Coração, Cabeça e Estômago - Cap. 6: CAPÍTULO II - PÁGINAS SÉRIAS DA MINHA VIDA Pág. 92 / 156

Não louvo semelhante desafogo de despeito, nem encareço o quilate da poesia. Reza assim a coisa, depois de ter resumido em estiradas oitavas o epitome da sua vida e a resolução de se casar:

Josino amigo meu, velho incontrito,

Há trinta anos conheço em cata duma,

Que tenha coração, e algum saquito

Daquilo com que a vida mais se arruma.

É velho o meu Josino; mas bonito,

E bem conservadinho; ainda se apruma,

Quando vê na janela da vizinha

A travessa criada da cozinha.

Nos bailes, faz-me inveja o seu meneio,

E os trejeitos, que faz coa perna fina,

E o garbo, que lhe empresta o bom recheio

Do túmido algodão com que fascina.

Do cume de gravata, em doce enleio,

Contempla as graças da gentil menina,

Já neta de uma avó, que foi deveras

Namoro de Josino em priscas eras.

Já tem um pouco os olhos desvidrados;

Porém, não sei que graça tem, se os pisca!

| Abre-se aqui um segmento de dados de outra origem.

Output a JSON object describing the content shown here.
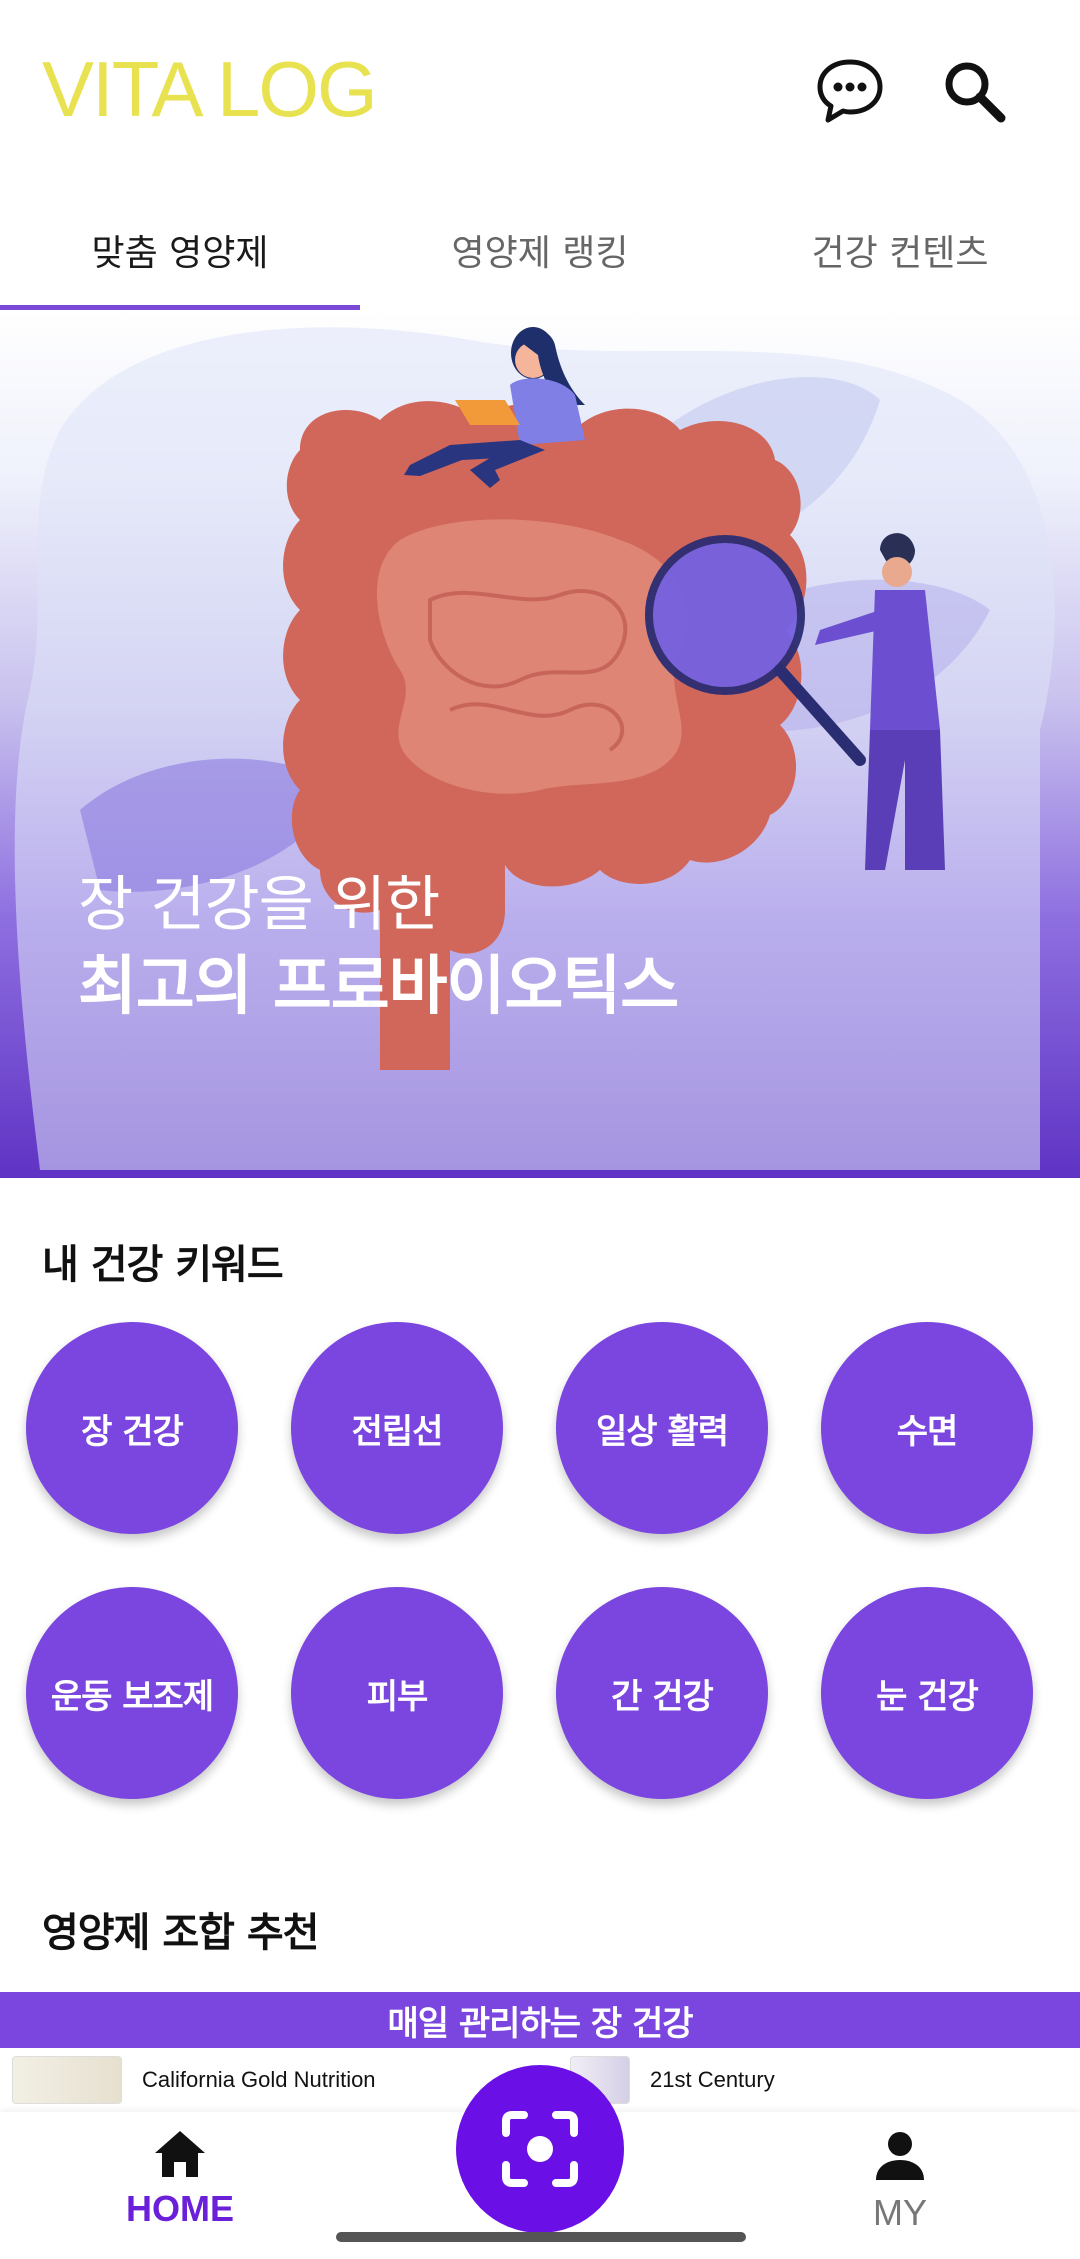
{
  "app": {
    "logo": "VITA LOG"
  },
  "header": {
    "icons": [
      "chat-icon",
      "search-icon"
    ]
  },
  "tabs": [
    {
      "label": "맞춤 영양제",
      "active": true
    },
    {
      "label": "영양제 랭킹",
      "active": false
    },
    {
      "label": "건강 컨텐츠",
      "active": false
    }
  ],
  "banner": {
    "line1": "장 건강을 위한",
    "line2": "최고의 프로바이오틱스"
  },
  "keywords": {
    "title": "내 건강 키워드",
    "items": [
      "장 건강",
      "전립선",
      "일상 활력",
      "수면",
      "운동 보조제",
      "피부",
      "간 건강",
      "눈 건강"
    ]
  },
  "combos": {
    "title": "영양제 조합 추천",
    "bar_label": "매일 관리하는 장 건강",
    "products": [
      "California Gold Nutrition",
      "21st Century"
    ]
  },
  "bottom_nav": {
    "home": "HOME",
    "my": "MY"
  },
  "colors": {
    "logo": "#e8e250",
    "accent": "#7b45e0",
    "scan_button": "#6a10e6",
    "active_nav": "#6a1fd8"
  }
}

Eu, se fosse mulher... ai!, meus pecados!,

Caia neste anzol de antiga isca.

Há homens tão fatais e endiabrados,

Que mal sabe a mulher ao que se arrisca,

Se palestra lhes dá! Ai!, pobrezinha!

É a história do sapo e da doninha!

Mas que importa o poder que tens no peito

Das cândidas donzelas, velho audaz!

Tu consegues fazer com manha e jeito

O que a natureza pérfida desfaz.

Já consta por aí que tu és feito

De pródigo algodão, múmia falaz!

Suspeita-se também ser de algodão

A coisa a que tu chamas coração.

Josino, ainda assim, já mais fraqueia;

Ousa dar-se o valor de uma antigalha,

Camafeu de Herculanum ou de Pompeia,

Que no mundo não tem mulher que o valha.

Isto diz muita vez, à boca cheia,

À criada Jacinta, quando ralha,

Porque a pobre, mulher de sã lisura,

Se ri quando ele encaixa a dentadura.

Josino tem caleche e tem cavalo,

Que aos triunfos d'amor lhe presta ajuda.